Nicholas, tire a camisa, e você Xavier, faça o mesmo, agora! — Eu disse ao bater com a vara no chão, para que eles compreendessem que a punição era séria.

Como? — Perguntaram-me com medo. Eles são mentalmente retardados ou algo assim?

— Sabe, meu talheres valem mais para mim do que vocês podem imaginar – Eu disse severamente.

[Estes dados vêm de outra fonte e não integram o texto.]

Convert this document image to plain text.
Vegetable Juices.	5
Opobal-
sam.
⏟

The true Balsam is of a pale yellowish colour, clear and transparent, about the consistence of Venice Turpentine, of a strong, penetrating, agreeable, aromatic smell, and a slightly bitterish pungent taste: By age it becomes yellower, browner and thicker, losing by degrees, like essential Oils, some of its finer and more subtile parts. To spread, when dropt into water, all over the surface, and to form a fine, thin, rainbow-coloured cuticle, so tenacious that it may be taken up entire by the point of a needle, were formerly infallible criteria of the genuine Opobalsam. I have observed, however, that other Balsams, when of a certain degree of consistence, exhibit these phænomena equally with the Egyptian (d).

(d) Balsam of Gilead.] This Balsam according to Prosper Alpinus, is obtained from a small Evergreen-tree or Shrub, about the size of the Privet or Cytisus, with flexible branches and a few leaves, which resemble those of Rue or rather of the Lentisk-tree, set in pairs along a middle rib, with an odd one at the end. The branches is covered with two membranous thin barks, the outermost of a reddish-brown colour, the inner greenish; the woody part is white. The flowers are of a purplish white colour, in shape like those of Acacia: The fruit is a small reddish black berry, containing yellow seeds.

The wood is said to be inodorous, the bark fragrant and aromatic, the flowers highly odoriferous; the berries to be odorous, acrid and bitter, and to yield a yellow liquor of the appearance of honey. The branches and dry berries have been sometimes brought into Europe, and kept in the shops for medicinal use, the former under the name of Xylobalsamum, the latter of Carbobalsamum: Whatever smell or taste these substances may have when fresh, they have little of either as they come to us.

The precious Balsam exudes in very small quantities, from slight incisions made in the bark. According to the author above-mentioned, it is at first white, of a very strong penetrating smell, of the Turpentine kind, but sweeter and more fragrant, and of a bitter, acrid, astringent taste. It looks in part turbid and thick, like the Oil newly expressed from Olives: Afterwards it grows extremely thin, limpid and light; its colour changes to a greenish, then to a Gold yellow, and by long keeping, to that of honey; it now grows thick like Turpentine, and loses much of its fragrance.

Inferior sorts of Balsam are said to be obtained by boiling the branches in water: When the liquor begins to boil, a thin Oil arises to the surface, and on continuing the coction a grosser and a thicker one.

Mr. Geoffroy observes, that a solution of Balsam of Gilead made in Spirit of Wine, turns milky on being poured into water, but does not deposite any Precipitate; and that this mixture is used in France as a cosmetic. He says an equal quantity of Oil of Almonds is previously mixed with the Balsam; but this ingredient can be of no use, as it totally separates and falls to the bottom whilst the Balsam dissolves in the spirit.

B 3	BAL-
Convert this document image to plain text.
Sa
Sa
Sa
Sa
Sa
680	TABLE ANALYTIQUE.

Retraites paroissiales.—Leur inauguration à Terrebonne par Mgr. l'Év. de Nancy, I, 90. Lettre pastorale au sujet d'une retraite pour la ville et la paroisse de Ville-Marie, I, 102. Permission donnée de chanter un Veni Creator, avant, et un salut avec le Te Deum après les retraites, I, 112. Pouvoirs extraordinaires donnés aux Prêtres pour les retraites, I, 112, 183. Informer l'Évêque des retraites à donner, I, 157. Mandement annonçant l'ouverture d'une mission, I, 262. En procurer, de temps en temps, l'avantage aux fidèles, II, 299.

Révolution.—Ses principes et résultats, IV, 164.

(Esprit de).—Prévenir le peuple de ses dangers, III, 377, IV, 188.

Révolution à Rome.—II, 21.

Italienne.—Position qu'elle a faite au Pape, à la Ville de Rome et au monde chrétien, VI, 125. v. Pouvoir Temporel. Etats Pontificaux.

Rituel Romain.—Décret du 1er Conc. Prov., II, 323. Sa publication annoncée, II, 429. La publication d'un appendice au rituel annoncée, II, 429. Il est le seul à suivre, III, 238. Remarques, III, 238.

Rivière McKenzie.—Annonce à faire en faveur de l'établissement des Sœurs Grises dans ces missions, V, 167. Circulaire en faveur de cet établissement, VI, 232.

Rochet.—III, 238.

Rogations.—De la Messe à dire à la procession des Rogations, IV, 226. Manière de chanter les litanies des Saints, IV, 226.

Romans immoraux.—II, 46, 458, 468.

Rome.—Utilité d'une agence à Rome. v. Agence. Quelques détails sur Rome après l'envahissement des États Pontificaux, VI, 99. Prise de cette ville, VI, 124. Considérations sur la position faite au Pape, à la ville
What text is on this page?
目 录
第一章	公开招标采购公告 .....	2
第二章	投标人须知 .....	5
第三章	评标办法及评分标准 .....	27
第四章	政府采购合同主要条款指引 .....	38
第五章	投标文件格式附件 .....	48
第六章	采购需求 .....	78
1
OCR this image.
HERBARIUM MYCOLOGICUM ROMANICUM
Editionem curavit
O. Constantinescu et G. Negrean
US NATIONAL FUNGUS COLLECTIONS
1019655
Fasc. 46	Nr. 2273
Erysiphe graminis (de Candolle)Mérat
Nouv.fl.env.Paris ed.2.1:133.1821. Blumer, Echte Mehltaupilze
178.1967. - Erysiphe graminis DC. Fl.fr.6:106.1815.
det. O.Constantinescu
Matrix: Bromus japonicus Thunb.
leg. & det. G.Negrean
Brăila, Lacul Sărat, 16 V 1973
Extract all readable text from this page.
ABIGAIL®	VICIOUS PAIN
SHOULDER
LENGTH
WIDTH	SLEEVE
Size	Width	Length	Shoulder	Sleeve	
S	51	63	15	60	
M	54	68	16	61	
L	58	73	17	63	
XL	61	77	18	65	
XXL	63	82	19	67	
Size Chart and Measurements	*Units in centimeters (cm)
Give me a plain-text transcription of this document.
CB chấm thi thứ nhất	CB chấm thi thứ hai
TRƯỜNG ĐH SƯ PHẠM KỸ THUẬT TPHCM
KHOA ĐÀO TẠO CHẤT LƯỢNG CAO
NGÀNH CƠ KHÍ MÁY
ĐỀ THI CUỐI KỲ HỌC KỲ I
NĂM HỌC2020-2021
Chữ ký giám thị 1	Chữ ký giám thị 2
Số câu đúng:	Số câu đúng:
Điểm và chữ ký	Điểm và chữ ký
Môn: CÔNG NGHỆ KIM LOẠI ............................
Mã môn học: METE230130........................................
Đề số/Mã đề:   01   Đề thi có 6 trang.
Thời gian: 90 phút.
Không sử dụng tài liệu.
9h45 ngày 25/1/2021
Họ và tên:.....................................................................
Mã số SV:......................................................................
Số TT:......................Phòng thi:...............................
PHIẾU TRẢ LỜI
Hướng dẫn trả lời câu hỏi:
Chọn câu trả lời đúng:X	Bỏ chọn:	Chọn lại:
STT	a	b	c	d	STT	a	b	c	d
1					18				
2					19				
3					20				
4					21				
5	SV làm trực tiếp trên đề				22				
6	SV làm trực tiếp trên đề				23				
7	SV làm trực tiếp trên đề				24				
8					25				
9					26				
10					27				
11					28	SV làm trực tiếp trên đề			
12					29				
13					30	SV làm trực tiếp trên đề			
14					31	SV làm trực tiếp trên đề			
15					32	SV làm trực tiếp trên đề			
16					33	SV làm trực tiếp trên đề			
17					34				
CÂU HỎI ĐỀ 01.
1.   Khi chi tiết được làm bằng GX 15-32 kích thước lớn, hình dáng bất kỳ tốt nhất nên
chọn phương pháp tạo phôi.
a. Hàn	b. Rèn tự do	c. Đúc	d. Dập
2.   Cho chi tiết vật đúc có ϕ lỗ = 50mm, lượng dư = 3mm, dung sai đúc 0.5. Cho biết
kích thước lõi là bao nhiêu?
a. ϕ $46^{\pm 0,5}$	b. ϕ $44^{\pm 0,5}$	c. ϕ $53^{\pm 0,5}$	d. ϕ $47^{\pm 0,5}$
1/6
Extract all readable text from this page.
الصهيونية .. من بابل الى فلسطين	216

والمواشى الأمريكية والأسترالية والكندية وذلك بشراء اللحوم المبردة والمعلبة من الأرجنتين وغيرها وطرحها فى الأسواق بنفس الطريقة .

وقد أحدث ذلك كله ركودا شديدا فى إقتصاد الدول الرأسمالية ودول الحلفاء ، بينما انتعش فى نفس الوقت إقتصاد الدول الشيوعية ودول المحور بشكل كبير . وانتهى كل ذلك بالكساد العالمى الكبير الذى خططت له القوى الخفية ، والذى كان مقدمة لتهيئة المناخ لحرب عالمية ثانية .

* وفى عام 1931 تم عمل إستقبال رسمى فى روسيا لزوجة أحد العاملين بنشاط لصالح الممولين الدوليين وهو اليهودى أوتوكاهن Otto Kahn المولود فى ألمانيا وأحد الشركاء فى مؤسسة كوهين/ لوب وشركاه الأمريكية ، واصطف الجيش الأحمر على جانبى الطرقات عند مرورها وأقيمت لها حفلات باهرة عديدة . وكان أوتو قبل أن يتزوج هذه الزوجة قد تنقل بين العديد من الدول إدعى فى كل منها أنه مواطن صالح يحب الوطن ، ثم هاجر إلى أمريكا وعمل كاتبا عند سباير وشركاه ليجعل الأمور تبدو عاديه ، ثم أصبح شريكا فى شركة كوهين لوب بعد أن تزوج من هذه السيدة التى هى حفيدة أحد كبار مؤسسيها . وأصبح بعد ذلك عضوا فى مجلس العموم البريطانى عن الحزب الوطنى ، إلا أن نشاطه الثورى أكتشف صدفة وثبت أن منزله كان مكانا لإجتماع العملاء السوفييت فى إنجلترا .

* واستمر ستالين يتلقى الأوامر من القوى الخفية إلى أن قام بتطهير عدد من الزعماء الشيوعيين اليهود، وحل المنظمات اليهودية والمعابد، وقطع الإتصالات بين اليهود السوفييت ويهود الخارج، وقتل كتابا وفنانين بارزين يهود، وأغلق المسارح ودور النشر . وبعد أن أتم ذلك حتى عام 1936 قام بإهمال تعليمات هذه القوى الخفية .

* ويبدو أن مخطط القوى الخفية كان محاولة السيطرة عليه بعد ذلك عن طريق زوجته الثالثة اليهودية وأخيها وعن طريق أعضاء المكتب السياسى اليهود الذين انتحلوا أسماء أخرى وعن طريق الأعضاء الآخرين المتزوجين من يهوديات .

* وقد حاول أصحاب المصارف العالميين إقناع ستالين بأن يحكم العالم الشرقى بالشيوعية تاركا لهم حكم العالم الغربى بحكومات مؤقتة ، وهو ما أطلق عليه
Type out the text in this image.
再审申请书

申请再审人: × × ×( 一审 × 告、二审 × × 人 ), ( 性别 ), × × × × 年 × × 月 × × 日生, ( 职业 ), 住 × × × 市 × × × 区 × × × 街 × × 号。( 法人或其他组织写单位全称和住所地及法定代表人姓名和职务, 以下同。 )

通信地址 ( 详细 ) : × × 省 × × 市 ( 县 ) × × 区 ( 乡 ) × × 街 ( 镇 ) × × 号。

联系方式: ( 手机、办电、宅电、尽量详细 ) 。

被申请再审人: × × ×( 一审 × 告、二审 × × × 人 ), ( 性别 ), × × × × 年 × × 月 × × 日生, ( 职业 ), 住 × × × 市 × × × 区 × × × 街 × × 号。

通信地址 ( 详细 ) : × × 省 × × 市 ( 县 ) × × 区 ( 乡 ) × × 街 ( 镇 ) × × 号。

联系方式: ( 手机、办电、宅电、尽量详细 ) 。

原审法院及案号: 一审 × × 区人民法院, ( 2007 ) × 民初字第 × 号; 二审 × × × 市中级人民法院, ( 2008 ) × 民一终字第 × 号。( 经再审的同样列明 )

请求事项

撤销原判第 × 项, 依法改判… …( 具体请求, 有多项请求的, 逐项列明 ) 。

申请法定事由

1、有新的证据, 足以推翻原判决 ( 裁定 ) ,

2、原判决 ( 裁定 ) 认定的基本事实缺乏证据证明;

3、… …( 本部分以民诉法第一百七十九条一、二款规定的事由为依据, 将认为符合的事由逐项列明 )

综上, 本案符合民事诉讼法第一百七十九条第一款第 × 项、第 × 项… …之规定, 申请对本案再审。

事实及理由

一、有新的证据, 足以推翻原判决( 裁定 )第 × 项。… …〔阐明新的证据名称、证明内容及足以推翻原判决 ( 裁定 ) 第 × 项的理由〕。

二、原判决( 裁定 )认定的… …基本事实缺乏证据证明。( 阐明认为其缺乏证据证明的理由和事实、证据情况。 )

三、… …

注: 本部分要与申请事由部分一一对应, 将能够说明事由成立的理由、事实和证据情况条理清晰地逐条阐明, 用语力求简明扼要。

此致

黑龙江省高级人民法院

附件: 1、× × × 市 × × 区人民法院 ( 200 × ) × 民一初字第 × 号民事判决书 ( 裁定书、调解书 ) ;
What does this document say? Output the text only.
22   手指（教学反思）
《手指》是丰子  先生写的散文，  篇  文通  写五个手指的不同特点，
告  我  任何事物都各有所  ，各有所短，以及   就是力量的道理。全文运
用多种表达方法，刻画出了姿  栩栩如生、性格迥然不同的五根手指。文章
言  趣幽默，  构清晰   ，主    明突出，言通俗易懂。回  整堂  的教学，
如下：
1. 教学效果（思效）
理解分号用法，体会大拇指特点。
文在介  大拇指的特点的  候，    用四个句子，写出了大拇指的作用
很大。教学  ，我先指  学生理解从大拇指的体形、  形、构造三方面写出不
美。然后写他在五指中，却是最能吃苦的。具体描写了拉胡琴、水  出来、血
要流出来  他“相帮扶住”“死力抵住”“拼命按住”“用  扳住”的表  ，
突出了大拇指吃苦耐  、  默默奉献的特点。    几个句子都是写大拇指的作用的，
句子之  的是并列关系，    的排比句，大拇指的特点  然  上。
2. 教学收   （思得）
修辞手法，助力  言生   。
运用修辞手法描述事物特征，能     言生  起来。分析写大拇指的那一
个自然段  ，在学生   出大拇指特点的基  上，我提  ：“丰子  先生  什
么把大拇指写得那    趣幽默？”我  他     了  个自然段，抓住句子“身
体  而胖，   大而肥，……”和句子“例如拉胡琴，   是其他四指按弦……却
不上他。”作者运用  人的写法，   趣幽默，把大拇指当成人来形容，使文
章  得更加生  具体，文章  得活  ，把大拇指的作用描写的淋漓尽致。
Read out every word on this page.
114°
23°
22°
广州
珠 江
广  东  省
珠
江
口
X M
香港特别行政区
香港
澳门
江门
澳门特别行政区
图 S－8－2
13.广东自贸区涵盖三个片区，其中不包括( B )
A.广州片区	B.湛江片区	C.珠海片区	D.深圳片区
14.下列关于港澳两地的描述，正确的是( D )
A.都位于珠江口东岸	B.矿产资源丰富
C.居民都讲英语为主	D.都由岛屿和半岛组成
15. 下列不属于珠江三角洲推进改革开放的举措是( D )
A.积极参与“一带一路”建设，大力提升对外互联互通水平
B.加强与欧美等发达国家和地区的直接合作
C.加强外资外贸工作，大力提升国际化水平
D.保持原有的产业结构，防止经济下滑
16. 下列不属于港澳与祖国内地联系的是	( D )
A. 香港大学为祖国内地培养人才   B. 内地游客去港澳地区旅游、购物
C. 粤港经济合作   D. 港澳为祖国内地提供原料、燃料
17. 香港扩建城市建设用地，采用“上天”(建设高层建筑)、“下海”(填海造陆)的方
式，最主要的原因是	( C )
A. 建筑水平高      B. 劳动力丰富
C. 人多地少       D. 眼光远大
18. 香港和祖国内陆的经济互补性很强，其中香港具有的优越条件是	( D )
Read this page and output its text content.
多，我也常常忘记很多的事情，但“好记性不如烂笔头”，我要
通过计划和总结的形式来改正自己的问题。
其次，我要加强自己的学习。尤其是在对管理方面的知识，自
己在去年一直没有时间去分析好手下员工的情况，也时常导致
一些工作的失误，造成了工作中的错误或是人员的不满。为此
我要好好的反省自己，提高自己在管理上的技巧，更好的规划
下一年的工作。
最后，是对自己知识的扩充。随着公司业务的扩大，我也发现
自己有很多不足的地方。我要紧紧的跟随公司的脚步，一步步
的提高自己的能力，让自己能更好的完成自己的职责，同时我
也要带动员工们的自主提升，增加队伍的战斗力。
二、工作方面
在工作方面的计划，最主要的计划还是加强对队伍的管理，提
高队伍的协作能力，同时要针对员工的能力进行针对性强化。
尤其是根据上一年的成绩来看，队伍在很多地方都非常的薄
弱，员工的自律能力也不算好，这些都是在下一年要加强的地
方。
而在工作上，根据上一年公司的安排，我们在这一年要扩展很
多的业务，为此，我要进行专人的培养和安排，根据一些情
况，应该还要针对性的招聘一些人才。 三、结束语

Lamento, Mr. Hoffman — Xavier disse com uma onda de medo. Eu não o ouvi e preparei-me para puni-los, um par de golpes seria suficiente.

— As Desculpas não funcionarão jovem. Eu irei puni-los e tirarei o desejo de brincar com objetos que não são seus. — Eu falei ao pegar o meu chicote de couro marrom, que estava na gaveta do meio da minha mesa.

—NÃO, POR FAVOR! — Eles disseram em uníssono, eu não ouvi. O primeiro golpe era algo leve e destinava-se a Xavier, este gritou como se eu tivesse arrancado a pele dele com uma faca.

Seu exagero me fez mais irritado e me fez desencadear mais 5 golpes, desta vez com mais força.

Então, me dirigi á Nicholas que, com seu sotaque alemão, pediu-me para não bater. Isso nunca iria acontecer, mas eu sabia que não era verdade.

Talvez eu sentisse pena deles. Ou talvez não.

Venha aqui e se ajoelhe! — Eu pedi ao menino enquanto apertava o chicote na mão direita fazendo-o ranger.

— Por favor, não! — Responde ele com medo.

— Venha! — Eu gritei quando retirei a sua camisa pela força e obriguei-o a se ajoelhar. Dei a volta, observando-o, enquanto ele tremia de medo ao ver meus sapatos limpos e brilhantes e se recusava a olhar nos meus olhos.

(Chaz, chaz, Chaz) —AAGH! — Ele gritou de dor— Você não vai portar-se mal novamente, certo? —

Não Mr. Hoffman. Não! — Ele dizia enquanto soluçava.

Não acredito em você! — Eu respondi ao chicotear os dois ao mesmo tempo (Chaz, chaz, Chaz) O meu chicote cantava um doce ritmo nas costas dos canalhas, um de cada vez, enquanto eu observava na sua pele branca, a marca do meu castigo.

— Perdoe-me! — Xavier gritou enquanto ele se contorcia no chão e chorava.

Pare de choramingar! Você não é homem? Aprenda com Nicholas, ele não reclama como uma menina chorona como você. Manteiga derretida — Eu falei ao dar 6 chicotadas extras.

Notei que ele me olhou com lágrimas nos olhos cheios de tanto medo. Cheio de dor e arrependimento ... O que me causou um prazer que eu nunca senti antes. Nem mesmo com Clara, ao espancá-la ou dormir ao lado dela.

Sua pele já estava sendo coberta por meus golpes e até mesmo estavam sangrando um pouco, para evitar que outras aves de rapina me ouvissem e que o meu tempo de diversão acabasse tão cedo, eu aumentei ainda mais o volume do gira-discos.

Foi extremamente agradável fazê-los chafurdar de dor perante minha presença; eu deveria me sentir extremamente chateado, mas pelo contrário, eu estava esperando para fazê-lo. Para desabafar a minha frustração.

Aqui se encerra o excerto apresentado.